Posted by Orville Bennett on 22 November 2008
Read time: about 4 minutes

To bundle or not to bundle. My everlovin' question. Amarok 2 RC1 will be released soon and we here on the mac team have been working at near break neck speed to bring our users the best possible all around experience. This starts from the moment the installer is downloaded, to the second the play button is press, to the instant the menus are navigated. We tried to get a lot of things right. We've largely failed, but as I've said before that's KDE's fault :-) There's a lot to be said that this works at all however, so kudos to all involved.

While KDE entered hard freeze on Monday; no doubt in mental preparation for the drudgery of bug fixing to come, Amarok's mac team instead kicked it into high gear.
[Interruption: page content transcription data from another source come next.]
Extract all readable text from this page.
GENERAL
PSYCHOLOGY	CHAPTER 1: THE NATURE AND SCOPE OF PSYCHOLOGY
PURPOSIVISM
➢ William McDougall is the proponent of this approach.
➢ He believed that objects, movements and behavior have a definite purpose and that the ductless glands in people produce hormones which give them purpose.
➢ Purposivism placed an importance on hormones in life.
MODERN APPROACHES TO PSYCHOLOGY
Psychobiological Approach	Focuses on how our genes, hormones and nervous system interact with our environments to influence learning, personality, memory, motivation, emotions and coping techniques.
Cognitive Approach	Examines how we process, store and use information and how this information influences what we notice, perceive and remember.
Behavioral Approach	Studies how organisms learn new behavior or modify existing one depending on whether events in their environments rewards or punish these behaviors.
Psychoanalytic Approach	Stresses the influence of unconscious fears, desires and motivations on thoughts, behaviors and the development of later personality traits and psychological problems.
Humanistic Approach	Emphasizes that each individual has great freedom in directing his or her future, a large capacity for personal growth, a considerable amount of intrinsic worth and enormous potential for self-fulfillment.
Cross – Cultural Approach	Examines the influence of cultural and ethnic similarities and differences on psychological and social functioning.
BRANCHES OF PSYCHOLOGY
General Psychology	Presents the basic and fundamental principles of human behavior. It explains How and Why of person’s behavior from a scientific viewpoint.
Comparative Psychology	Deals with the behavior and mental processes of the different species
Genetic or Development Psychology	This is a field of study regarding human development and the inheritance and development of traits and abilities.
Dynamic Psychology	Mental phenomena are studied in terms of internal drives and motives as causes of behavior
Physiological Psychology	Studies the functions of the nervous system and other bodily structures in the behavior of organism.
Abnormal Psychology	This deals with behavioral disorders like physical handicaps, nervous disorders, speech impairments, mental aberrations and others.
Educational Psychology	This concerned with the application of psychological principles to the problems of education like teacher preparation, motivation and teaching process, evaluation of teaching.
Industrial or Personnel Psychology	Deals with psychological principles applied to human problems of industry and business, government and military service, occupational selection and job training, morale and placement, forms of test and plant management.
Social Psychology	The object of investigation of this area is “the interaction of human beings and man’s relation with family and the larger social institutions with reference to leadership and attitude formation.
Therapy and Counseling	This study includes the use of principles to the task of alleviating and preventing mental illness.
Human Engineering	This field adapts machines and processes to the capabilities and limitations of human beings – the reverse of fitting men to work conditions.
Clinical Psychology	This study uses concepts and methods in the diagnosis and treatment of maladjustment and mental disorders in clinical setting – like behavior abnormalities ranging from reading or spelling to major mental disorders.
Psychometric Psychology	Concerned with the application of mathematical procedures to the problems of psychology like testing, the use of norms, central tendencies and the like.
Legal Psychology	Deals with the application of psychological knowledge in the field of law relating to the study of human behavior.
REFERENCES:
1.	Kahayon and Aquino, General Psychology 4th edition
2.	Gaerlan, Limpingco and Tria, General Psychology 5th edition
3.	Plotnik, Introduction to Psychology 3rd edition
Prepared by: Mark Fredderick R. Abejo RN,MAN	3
As noted previously a number of long standing, major bugs have been taken care of. That gave me the motivation to finish something I'd been dragging out for a while: post-beta packages with a working collection. The aforementioned mac-team (I find this to be an absolutely hilarious in-joke btw) helped me to figure out what the problem was and so I went to work. And while I was at work, I went to packaging. It's not like the bacteria were going anywhere...

When last we spoke I started out with an almost usable bundle at 217 MB. Currently I have a package that installs 230 MB of software (debugging turned off everywhere_, except for Amarok). It would seem that this is a losing battle, and it is, but then: serendipity! (No, not serenity. Yes, I miss it too.)

As the screenshots above show, the size of the packages, despite bundling Qt + kdelibs + kdebase, is surprisingly small. This happens for two reasons. First, PackageMaker.app compresses stuff. It compresses it but good. Second, I cheated. I went in and hacked out everything in Qt, kdelibs and kdebase-runtime that seemed unnecessary for Amarok. I also saved a little more space when I threw the whole thing into a disk image. In a slightly related note: to the person who decided it would be a good idea to split up kdebase into bitesized, logical little morsels: THANK YOU. I owe you something. Make it reasonable and it might actually show up at your door.

All this got me well within my dream weight of 99.9 MB. I actually broke the 90 MB barrier (300 MB uncompressed) on Thursday and whittled it down, ever so slightly to 68 MB. Amarok wasn't compiled with debugging enabled though :-). So 71 MB. Not bad, not bad at all. iTunes is 57.8 MB though. What if I hadn't bundled Qt? Which brings us back to our initial question; To bundle or not to bundle.

As you've guessed, I chose to bundle. While ditching Qt and telling people to get it from another source would have resulted in a smaller footprint for the Amarok installer, it would also have made it harder to get to. Ultimately being able to say Smaller than iTunes and yet more featureful loses out to ease of use for the target audience. Us mac users are a spoilt bunch and the barrier to entry needs to be pretty low if anyone's to care about you. Click, click, password, enter, enter. So that's what we did. Just hope they work. It's not like I tested them or anything; that's for wusses. ;-)

If there's anything you, the aspiring cross-platform-developer-targeting-the-macintosh-platform-using-the-KDE-framework should take home from this, it's this: don't be afraid to (ab)use the system. Use the tools that have been given to you to make life easier for your users.

Oh, still looking for someone to tell me how to start nepomuk manually. That .desktop autostart file reeks of utter FAIL over here.